Als 1968 der Deutsche Bildungsrat Gutachten zum Thema Begabung und Lernen (Roth 1968) publizierte, verband sich damit zum ersten Mal in der deutschen Diskussion eine weitgehende, öffentliche Entmythologisierung des Begabungsbegriffes - u.a. durch die Aufnahme von Ergebnissen internationaler sozialwissenschaftlich orientierter Bildungsforschung. Roth hob in seiner Einleitung hervor, dass in den Gutachten Pauschalbegriffe wie Begabung und Intelligenz nicht mehr die Rolle (spielen, d.V.), wie es vielleicht selbst noch der Fachmann erwartet. Der Zentralbegriff ist der Lernbegriff geworden, man könnte auch sagen: ein neuer Begriff des Lernens. Entsprechend treten in den Vordergrund Begriffe wie Lernfähigkeit, Lernprozeß, Lernerfahrungen, Lernzuwachs, Lernleistungen, Steuerung und Steigerung von Lernleistungen, Lehrverfahren usw. Der Begriff Lernfähigkeit bezieht sich noch am ehesten auf den Begabungsbegriff, aber auch er enthält schon, dass jedes weiterführende Lernen früher Gelerntes zur Voraussetzung hat. Insofern werden in allen Gutachten die erworbenen oder nicht erworbenen Lernvoraussetzungen wichtiger genommen als kaum präzis bekannte Variablen wie Begabung (im genetischen Sinne) oder Reifung (Roth 1968: 22).

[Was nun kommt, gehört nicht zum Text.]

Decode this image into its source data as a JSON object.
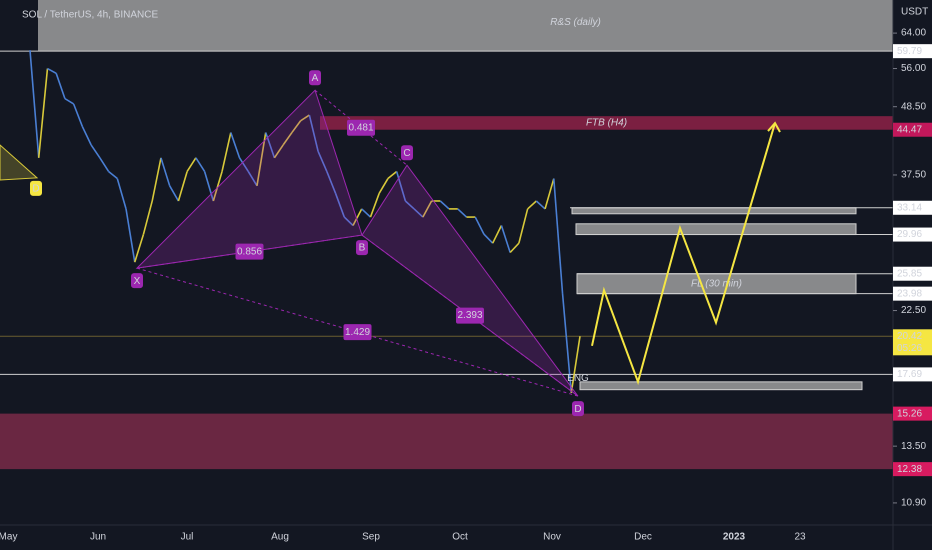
{
  "header": {
    "symbol": "SOL / TetherUS, 4h, BINANCE",
    "currency": "USDT"
  },
  "chart_data": {
    "type": "line",
    "log_scale": true,
    "ylim": [
      10.03,
      72.5
    ],
    "yticks": [
      {
        "value": 64,
        "label": "64.00"
      },
      {
        "value": 56,
        "label": "56.00"
      },
      {
        "value": 48.5,
        "label": "48.50"
      },
      {
        "value": 37.5,
        "label": "37.50"
      },
      {
        "value": 22.5,
        "label": "22.50"
      },
      {
        "value": 13.5,
        "label": "13.50"
      },
      {
        "value": 10.9,
        "label": "10.90"
      }
    ],
    "categories": [
      "May",
      "Jun",
      "Jul",
      "Aug",
      "Sep",
      "Oct",
      "Nov",
      "Dec",
      "2023",
      "23"
    ],
    "price": {
      "color": "#d8c93a",
      "values": [
        60,
        40,
        56,
        55,
        50,
        49,
        45,
        42,
        40,
        38,
        37,
        33,
        27,
        30,
        34,
        40,
        36,
        34,
        38,
        40,
        38,
        34,
        38,
        44,
        40,
        38,
        36,
        44,
        40,
        42,
        44,
        46,
        47,
        41,
        38,
        35,
        32,
        31,
        33,
        32,
        35,
        37,
        38,
        34,
        33,
        32,
        34,
        34,
        33,
        33,
        32,
        32,
        30,
        29,
        31,
        28,
        29,
        33,
        34,
        33,
        37,
        24,
        16.5,
        20.42
      ]
    },
    "levels": [
      {
        "value": 59.79,
        "color": "#ffffff"
      },
      {
        "value": 44.47,
        "color": "#c2185b"
      },
      {
        "value": 33.14,
        "color": "#ffffff"
      },
      {
        "value": 29.96,
        "color": "#ffffff"
      },
      {
        "value": 25.85,
        "color": "#ffffff"
      },
      {
        "value": 23.98,
        "color": "#ffffff"
      },
      {
        "value": 20.42,
        "color": "#f5e642"
      },
      {
        "value": 17.69,
        "color": "#ffffff"
      },
      {
        "value": 15.26,
        "color": "#d81b60"
      },
      {
        "value": 12.38,
        "color": "#d81b60"
      }
    ],
    "countdown": "05:26",
    "zones": [
      {
        "top": 72.5,
        "bottom": 59.79,
        "color": "#9e9e9e",
        "label": "R&S (daily)"
      },
      {
        "top": 46.8,
        "bottom": 44.47,
        "color": "#8e2146",
        "label": "FTB (H4)"
      },
      {
        "top": 33.14,
        "bottom": 32.4,
        "color": "#9e9e9e"
      },
      {
        "top": 31.2,
        "bottom": 29.96,
        "color": "#9e9e9e"
      },
      {
        "top": 25.85,
        "bottom": 23.98,
        "color": "#9e9e9e",
        "label": "FL (30 min)"
      },
      {
        "top": 17.2,
        "bottom": 16.7,
        "color": "#9e9e9e"
      },
      {
        "top": 15.26,
        "bottom": 12.38,
        "color": "#7a2a48"
      }
    ],
    "engulf_label": "ENG",
    "pattern": {
      "points": [
        {
          "label": "X",
          "value": 26.4
        },
        {
          "label": "A",
          "value": 51.6
        },
        {
          "label": "B",
          "value": 29.9
        },
        {
          "label": "C",
          "value": 38.9
        },
        {
          "label": "D",
          "value": 16.3
        }
      ],
      "ratios": [
        "0.481",
        "0.856",
        "2.393",
        "1.429"
      ]
    },
    "left_point": {
      "label": "D",
      "value": 37.1
    },
    "projection": [
      19.7,
      24.3,
      17.2,
      30.7,
      21.5,
      45.6
    ]
  }
}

Nicht wesentlich anders als das Deutsche PISA-Konsortium (2001) fast 35 Jahre später - allerdings ohne dessen neoliberale OECD-Semantik - formuliert Roth als Erkenntnisstand wie Perspektive, dass die gesamte kulturelle Entfaltung der Person entscheidend von Lernprozessen abhängt, in die der Heranwachsende in der Schule und schon in seiner vorschulischen Umwelt verwickelt wird. Wie intensiv sich das individuelle Kind sich diesen Lernprozessen unterzieht, hängt wiederum von der allgemeinen Lern- und Leistungsmotivation ab, die Elternhaus und Schule in ihm aufzurichten und zu stabilisieren vermochten. Diese Lernprozesse sollten aber nicht einfach einen Schüler hervorbringen, der viel aufnimmt und weiß, sondern jenen Schüler, der auch selbständig, produktiv und kritisch denkt (Roth 1968: 36).

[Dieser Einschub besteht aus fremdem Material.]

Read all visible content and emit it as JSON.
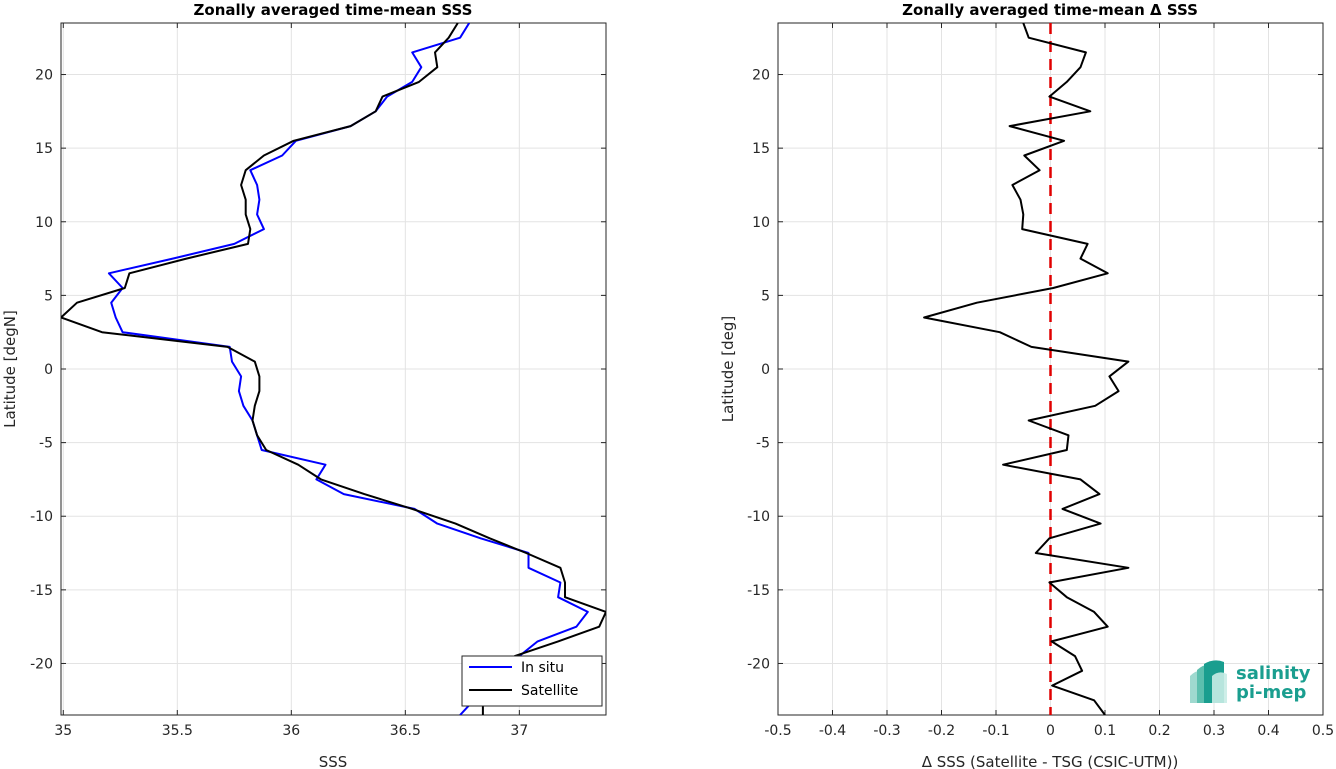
{
  "chart_data": [
    {
      "type": "line",
      "title": "Zonally averaged time-mean SSS",
      "xlabel": "SSS",
      "ylabel": "Latitude [degN]",
      "xlim": [
        34.99,
        37.38
      ],
      "ylim": [
        -23.5,
        23.5
      ],
      "xticks": [
        35,
        35.5,
        36,
        36.5,
        37
      ],
      "xtick_labels": [
        "35",
        "35.5",
        "36",
        "36.5",
        "37"
      ],
      "yticks": [
        -20,
        -15,
        -10,
        -5,
        0,
        5,
        10,
        15,
        20
      ],
      "ytick_labels": [
        "-20",
        "-15",
        "-10",
        "-5",
        "0",
        "5",
        "10",
        "15",
        "20"
      ],
      "grid": true,
      "legend": "bottom-right",
      "series": [
        {
          "name": "In situ",
          "color": "#0000ff",
          "y": [
            23.5,
            22.5,
            21.5,
            20.5,
            19.5,
            18.5,
            17.5,
            16.5,
            15.5,
            14.5,
            13.5,
            12.5,
            11.5,
            10.5,
            9.5,
            8.5,
            7.5,
            6.5,
            5.5,
            4.5,
            3.5,
            2.5,
            1.5,
            0.5,
            -0.5,
            -1.5,
            -2.5,
            -3.5,
            -4.5,
            -5.5,
            -6.5,
            -7.5,
            -8.5,
            -9.5,
            -10.5,
            -11.5,
            -12.5,
            -13.5,
            -14.5,
            -15.5,
            -16.5,
            -17.5,
            -18.5,
            -19.5,
            -20.5,
            -21.5,
            -22.5,
            -23.5
          ],
          "x": [
            36.78,
            36.74,
            36.53,
            36.57,
            36.53,
            36.42,
            36.37,
            36.26,
            36.02,
            35.96,
            35.82,
            35.85,
            35.86,
            35.85,
            35.88,
            35.75,
            35.48,
            35.2,
            35.26,
            35.21,
            35.23,
            35.26,
            35.73,
            35.74,
            35.78,
            35.77,
            35.79,
            35.83,
            35.85,
            35.87,
            36.15,
            36.11,
            36.23,
            36.54,
            36.64,
            36.83,
            37.04,
            37.04,
            37.18,
            37.17,
            37.3,
            37.25,
            37.08,
            37.0,
            36.95,
            36.89,
            36.8,
            36.74
          ]
        },
        {
          "name": "Satellite",
          "color": "#000000",
          "y": [
            23.5,
            22.5,
            21.5,
            20.5,
            19.5,
            18.5,
            17.5,
            16.5,
            15.5,
            14.5,
            13.5,
            12.5,
            11.5,
            10.5,
            9.5,
            8.5,
            7.5,
            6.5,
            5.5,
            4.5,
            3.5,
            2.5,
            1.5,
            0.5,
            -0.5,
            -1.5,
            -2.5,
            -3.5,
            -4.5,
            -5.5,
            -6.5,
            -7.5,
            -8.5,
            -9.5,
            -10.5,
            -11.5,
            -12.5,
            -13.5,
            -14.5,
            -15.5,
            -16.5,
            -17.5,
            -18.5,
            -19.5,
            -20.5,
            -21.5,
            -22.5,
            -23.5
          ],
          "x": [
            36.73,
            36.69,
            36.63,
            36.64,
            36.56,
            36.4,
            36.37,
            36.26,
            36.01,
            35.88,
            35.8,
            35.78,
            35.8,
            35.8,
            35.82,
            35.81,
            35.54,
            35.29,
            35.27,
            35.06,
            34.99,
            35.17,
            35.72,
            35.84,
            35.86,
            35.86,
            35.84,
            35.83,
            35.85,
            35.89,
            36.03,
            36.13,
            36.32,
            36.53,
            36.72,
            36.87,
            37.03,
            37.18,
            37.2,
            37.2,
            37.38,
            37.35,
            37.17,
            36.98,
            36.93,
            36.86,
            36.84,
            36.84
          ]
        }
      ]
    },
    {
      "type": "line",
      "title": "Zonally averaged time-mean Δ SSS",
      "xlabel": "Δ SSS (Satellite - TSG (CSIC-UTM))",
      "ylabel": "Latitude [deg]",
      "xlim": [
        -0.5,
        0.5
      ],
      "ylim": [
        -23.5,
        23.5
      ],
      "xticks": [
        -0.5,
        -0.4,
        -0.3,
        -0.2,
        -0.1,
        0,
        0.1,
        0.2,
        0.3,
        0.4,
        0.5
      ],
      "xtick_labels": [
        "-0.5",
        "-0.4",
        "-0.3",
        "-0.2",
        "-0.1",
        "0",
        "0.1",
        "0.2",
        "0.3",
        "0.4",
        "0.5"
      ],
      "yticks": [
        -20,
        -15,
        -10,
        -5,
        0,
        5,
        10,
        15,
        20
      ],
      "ytick_labels": [
        "-20",
        "-15",
        "-10",
        "-5",
        "0",
        "5",
        "10",
        "15",
        "20"
      ],
      "grid": true,
      "reference_line": {
        "x": 0,
        "color": "#e00000",
        "style": "dashed"
      },
      "series": [
        {
          "color": "#000000",
          "y": [
            23.5,
            22.5,
            21.5,
            20.5,
            19.5,
            18.5,
            17.5,
            16.5,
            15.5,
            14.5,
            13.5,
            12.5,
            11.5,
            10.5,
            9.5,
            8.5,
            7.5,
            6.5,
            5.5,
            4.5,
            3.5,
            2.5,
            1.5,
            0.5,
            -0.5,
            -1.5,
            -2.5,
            -3.5,
            -4.5,
            -5.5,
            -6.5,
            -7.5,
            -8.5,
            -9.5,
            -10.5,
            -11.5,
            -12.5,
            -13.5,
            -14.5,
            -15.5,
            -16.5,
            -17.5,
            -18.5,
            -19.5,
            -20.5,
            -21.5,
            -22.5,
            -23.5
          ],
          "x": [
            -0.05,
            -0.04,
            0.065,
            0.055,
            0.03,
            -0.002,
            0.073,
            -0.075,
            0.025,
            -0.048,
            -0.02,
            -0.07,
            -0.055,
            -0.05,
            -0.052,
            0.068,
            0.055,
            0.105,
            0.005,
            -0.135,
            -0.232,
            -0.093,
            -0.035,
            0.143,
            0.108,
            0.125,
            0.082,
            -0.04,
            0.033,
            0.03,
            -0.087,
            0.055,
            0.09,
            0.022,
            0.092,
            -0.002,
            -0.027,
            0.143,
            -0.002,
            0.03,
            0.08,
            0.105,
            0.002,
            0.045,
            0.058,
            0.003,
            0.08,
            0.1
          ]
        }
      ]
    }
  ],
  "logo": {
    "line1": "salinity",
    "line2": "pi-mep",
    "color": "#1a9e8f"
  }
}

In seinem Gutachten Sozialisation und Schulerfolg nimmt Mollenhauer diesen Faden auf und formuliert zusammenfassend:

Die Lernfähigkeit von Kindern und ihr Leistungsniveau sind abhängig von verschiedenen Variablen, die den Sozialisationsprozeß standardisieren. Durch ihr Zusammenwirken bringen sie Dispositionen im Kinde hervor, die als kollektive Chancen-Unterschiede begriffen werden müssen. Die Lernfähigkeit des Kindes, als ein Aspekt seiner 'Begabung', unterliegt damit einer Reihe von Bedingungen, die für die Unterschicht sich relativ beschränkend, für die Mittelschicht sich relativ fördernd auswirkt. Die restriktiven Bedingungen, die im Sozialisationsprozeß wirksamen 'Begabungs'-Barrieren, sind vornehmlich in sozio-ökonomischen Bedingungen, Wertorientierungen, Erziehungspraktiken und familienstrukturellen Merkmalen zu suchen (Mollenhauer 1968: 292).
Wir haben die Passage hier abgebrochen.